How much energy do we expend when it comes to lighting usage? Energy codes have grappled with this dilemma for decades. As responsible standards are sought and maintained for our workplaces, homes, and streets, current conservation-minded codes have reduced light levels to the most diffi cult of thresholds verging on the point of darkness. Lighting designers' projects are now at the point of jeopardy, as there soon will be no way to comfortably reconcile the demands of creativity with those of minimal energy usage. I reached a decisive moment in my thinking on energy output earlier this summer during the judging of the A|L Light & Architecture Design Awards. How ARCHITECTURAL LIGHTING should discuss and present this issue has been on my mind ever since (and on the minds of several readers as well, given the letters I received questioning some of the award selections).
In fact, while appearances may seem to the contrary, there was a vigorous debate among the jurors about to what degree a project's energy code compliance should be factored into its award evaluation and how that should be done. No jury in my six-year tenure at A|L has given the topic such careful consideration. How could the jury reward a project for its artistic achievements if it failed to meet its jurisdiction's energy requirements? The group was deadlocked and so in the middle of the jury proceedings, I called the architects and lighting designers of the projects for which the jury requested further clarification. The additional information aided some projects, but not others, as the jury made its final selection.
What criteria should projects published on the pages of A|L be held to? Should we talk only about work that is code compliant? That really doesn't address the issue. All it means is that a project has met the numbers set by a regulating body (typically not versed in the nuances of lighting), but it doesn't say anything about the design, the quality of light, or the resulting atmosphere. Ultimately, to be built and pass ispection in the real world, a project must be code compliant and incorporate a design sensibility. We do a disservice to lighting if we, the lighting press, were to only discuss projects based on a narrow selection criteria of energy compliant versus non-energy compliant work.

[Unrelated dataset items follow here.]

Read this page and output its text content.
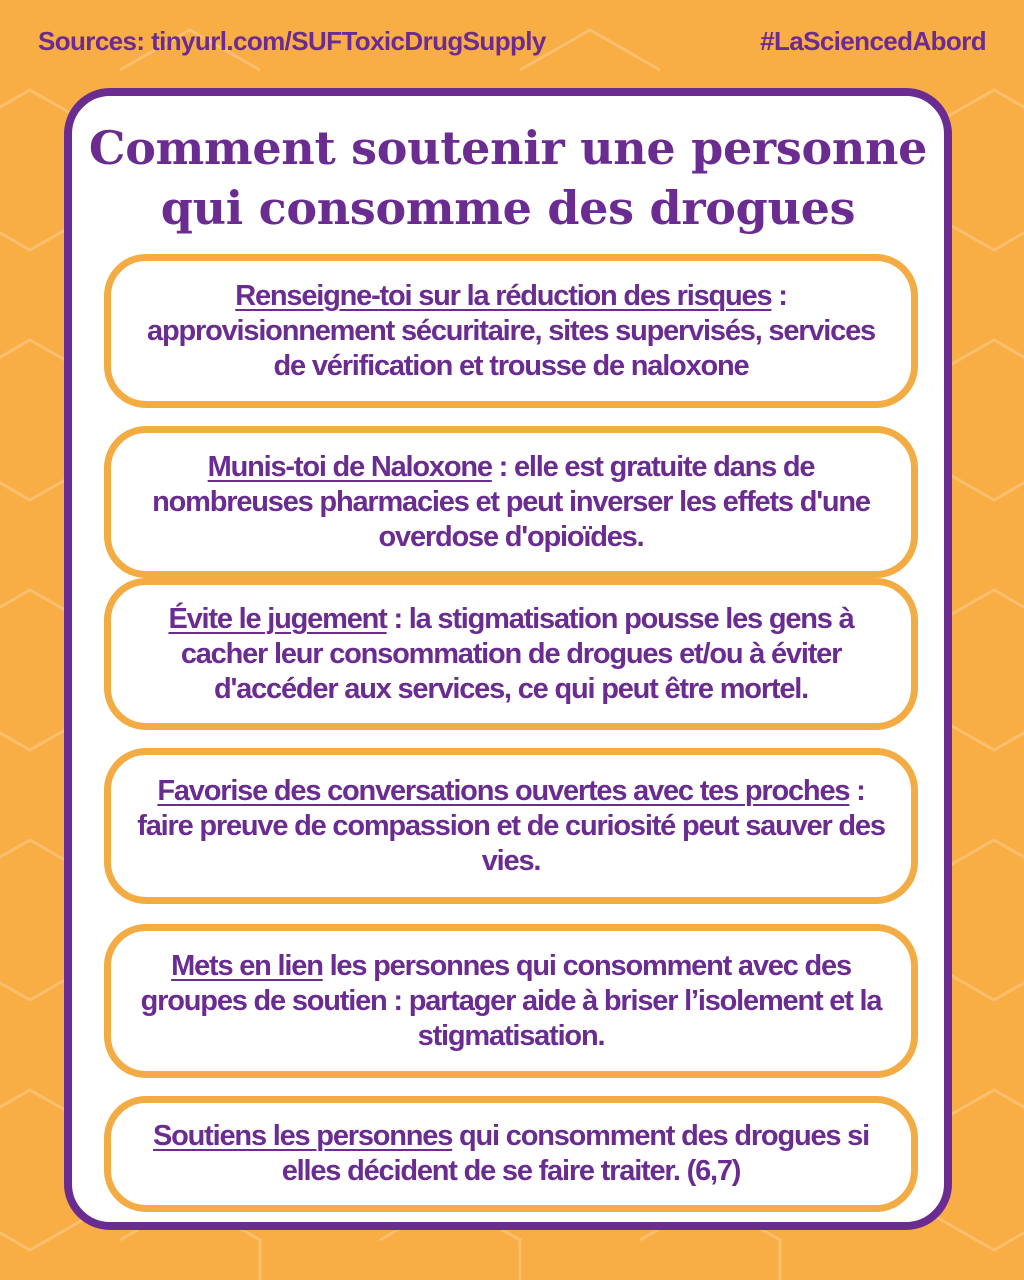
Sources: tinyurl.com/SUFToxicDrugSupply	#LaSciencedAbord
Comment soutenir une personne
qui consomme des drogues
Renseigne-toi sur la réduction des risques : approvisionnement sécuritaire, sites supervisés, services de vérification et trousse de naloxone
Munis-toi de Naloxone : elle est gratuite dans de nombreuses pharmacies et peut inverser les effets d'une overdose d'opioïdes.
Évite le jugement : la stigmatisation pousse les gens à cacher leur consommation de drogues et/ou à éviter d'accéder aux services, ce qui peut être mortel.
Favorise des conversations ouvertes avec tes proches : faire preuve de compassion et de curiosité peut sauver des vies.
Mets en lien les personnes qui consomment avec des groupes de soutien : partager aide à briser l’isolement et la stigmatisation.
Soutiens les personnes qui consomment des drogues si elles décident de se faire traiter. (6,7)
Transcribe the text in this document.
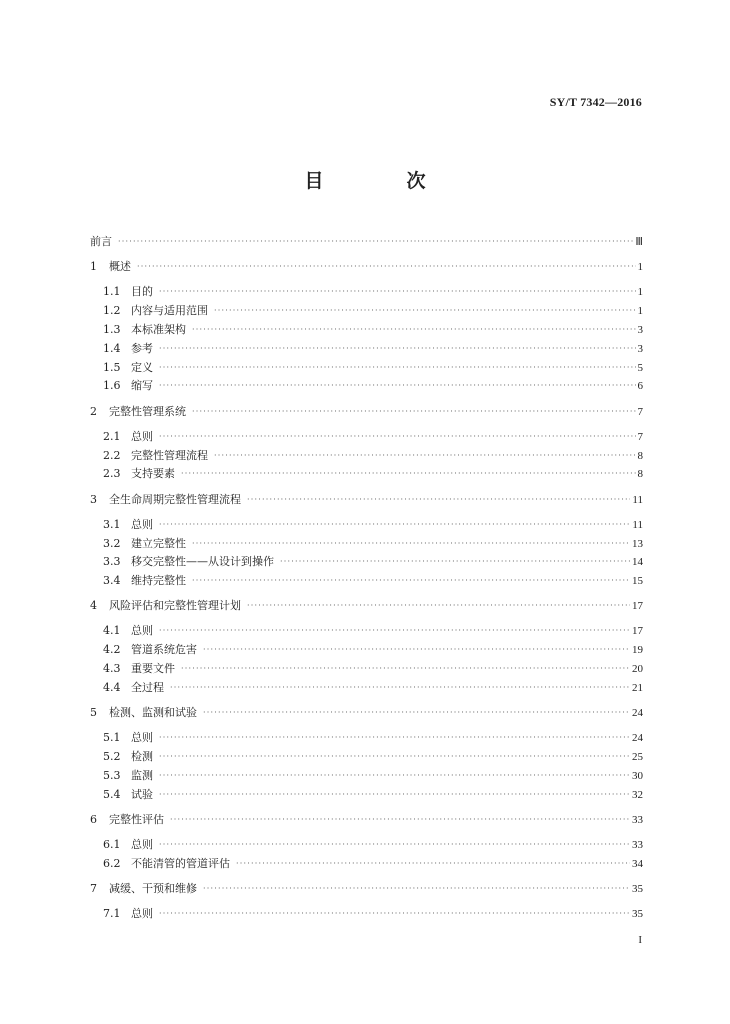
SY/T 7342—2016
目　次
前言 ·····	Ⅲ
1	概述 ·····	1
1.1 目的 ·····	1
1.2 内容与适用范围 ·····	1
1.3 本标准架构 ·····	3
1.4 参考 ·····	3
1.5 定义 ·····	5
1.6 缩写 ·····	6
2	完整性管理系统 ·····	7
2.1 总则 ·····	7
2.2 完整性管理流程 ·····	8
2.3 支持要素 ·····	8
3	全生命周期完整性管理流程 ·····	11
3.1 总则 ·····	11
3.2 建立完整性 ·····	13
3.3 移交完整性——从设计到操作 ·····	14
3.4 维持完整性 ·····	15
4	风险评估和完整性管理计划 ·····	17
4.1 总则 ·····	17
4.2 管道系统危害 ·····	19
4.3 重要文件 ·····	20
4.4 全过程 ·····	21
5	检测、监测和试验 ·····	24
5.1 总则 ·····	24
5.2 检测 ·····	25
5.3 监测 ·····	30
5.4 试验 ·····	32
6	完整性评估 ·····	33
6.1 总则 ·····	33
6.2 不能清管的管道评估 ·····	34
7	减缓、干预和维修 ·····	35
7.1 总则 ·····	35
I
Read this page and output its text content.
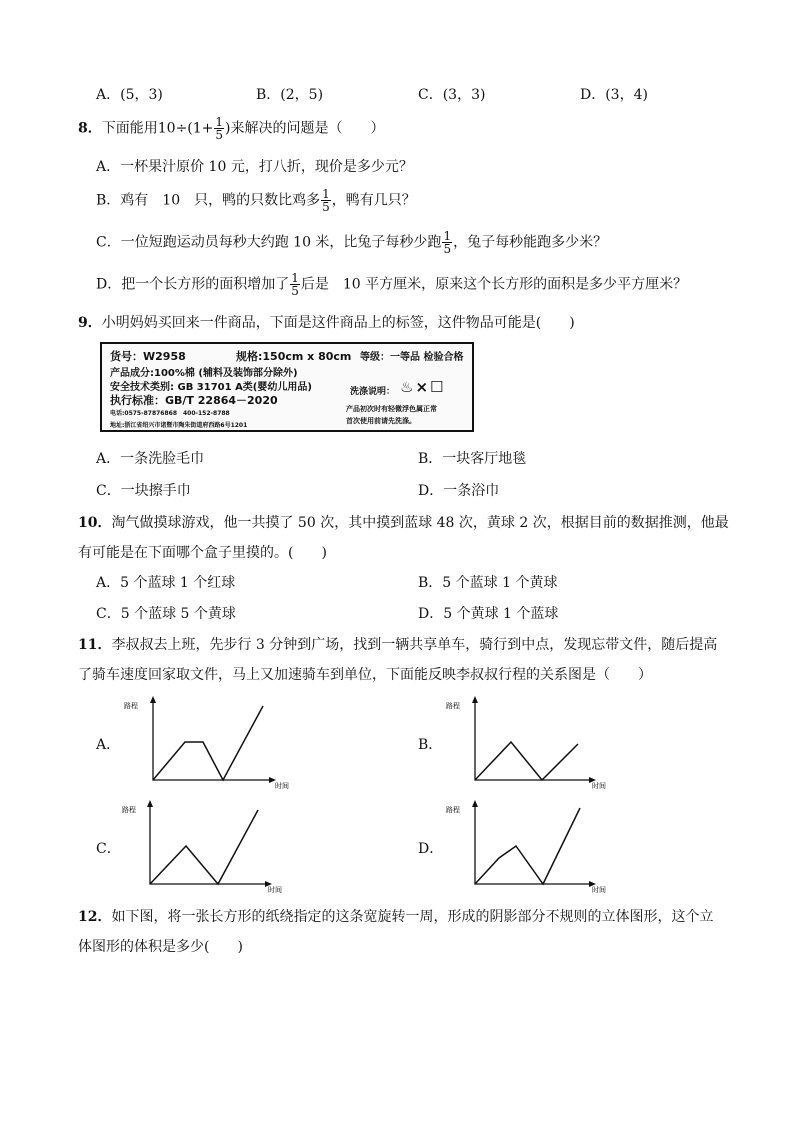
A．(5，3)	B．(2，5)	C．(3，3)	D．(3，4)
8．下面能用$10\div(1+ \frac{1}{5}$ )来解决的问题是（　　）
A．一杯果汁原价 10 元，打八折，现价是多少元？
B．鸡有　10　只，鸭的只数比鸡多 $\frac{1}{5}$ ，鸭有几只？
C．一位短跑运动员每秒大约跑 10 米，比兔子每秒少跑 $\frac{1}{5}$ ，兔子每秒能跑多少米？
D．把一个长方形的面积增加了 $\frac{1}{5}$ 后是　10 平方厘米，原来这个长方形的面积是多少平方厘米？
9．小明妈妈买回来一件商品，下面是这件商品上的标签，这件物品可能是(　　)
货号：W2958	规格:150cm x 80cm 等级：一等品 检验合格
产品成分:100%棉 (辅料及装饰部分除外)
安全技术类别: GB 31701 A类(婴幼儿用品)
执行标准：GB/T 22864－2020
电话:0575-87876868　400-152-8788
地址:浙江省绍兴市诸暨市陶朱街道府西路6号1201
洗涤说明： ♨⨯☐
产品初次时有轻微浮色属正常
首次使用前请先洗涤。
A．一条洗脸毛巾	B．一块客厅地毯
C．一块擦手巾	D．一条浴巾
10．淘气做摸球游戏，他一共摸了 50 次，其中摸到蓝球 48 次，黄球 2 次，根据目前的数据推测，他最
有可能是在下面哪个盒子里摸的。(　　)
A．5 个蓝球 1 个红球	B．5 个蓝球 1 个黄球
C．5 个蓝球 5 个黄球	D．5 个黄球 1 个蓝球
11．李叔叔去上班，先步行 3 分钟到广场，找到一辆共享单车，骑行到中点，发现忘带文件，随后提高
了骑车速度回家取文件，马上又加速骑车到单位，下面能反映李叔叔行程的关系图是（　　）
A．	B．
C．	D．
路程
时间
路程
时间
路程
时间
路程
时间
12．如下图，将一张长方形的纸绕指定的这条宽旋转一周，形成的阴影部分不规则的立体图形，这个立
体图形的体积是多少(　　)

So then is there some other metric the lighting community needs to be using to determine energy adherence other than just watts per square foot, which has been the default based on existing code standards and evaluation systems? Is there something that could more accurately represent the nuances of connected load versus live load?
As lighting regulations have become more stringent, this question increasingly has stumped the lighting community. In the past year there has been some discussion in the lighting press on the subject of light quantity versus quality of light. Some individuals have argued that there should be a specific way to measure what represents "good" lighting, but that sounds like we'd be entering some murky waters. Labeling lighting "good" or "bad" is purely a subjective call. What is comfortable and appeals to one person can be wildly unpleasant to another. To start regulating lighting in this way would be to dictate aesthetics—very dangerous territory, in my opinion.
Rather, what we need is a series of guides that would contribute to an overall project evaluation of energy compliance, one based on several factors such as frequency of use, operational cost over time, visual comfort, occupant productivity, and a project's specific design parameters. This would allow for a much more thorough evaluation and understanding of light, and in turn establish a database of realtime occupancy usage and behavior patterns.
However, it's not likely that there will be a solution that is cut and dry, or that will please everyone. Lighting practitioners and manufacturers are grappling with this issue on a daily basis as they deal with the new realities of energy supply and demand, and the associated costs. The evolution of lighting tools and technologies—for example, the introduction of LED sources along with more sophisticated lighting controls—may offer some answers about how to restructure the system. But one thing is for sure: current metrics for evaluating the balance between lighting efficiency and lighting quality are missing the mark.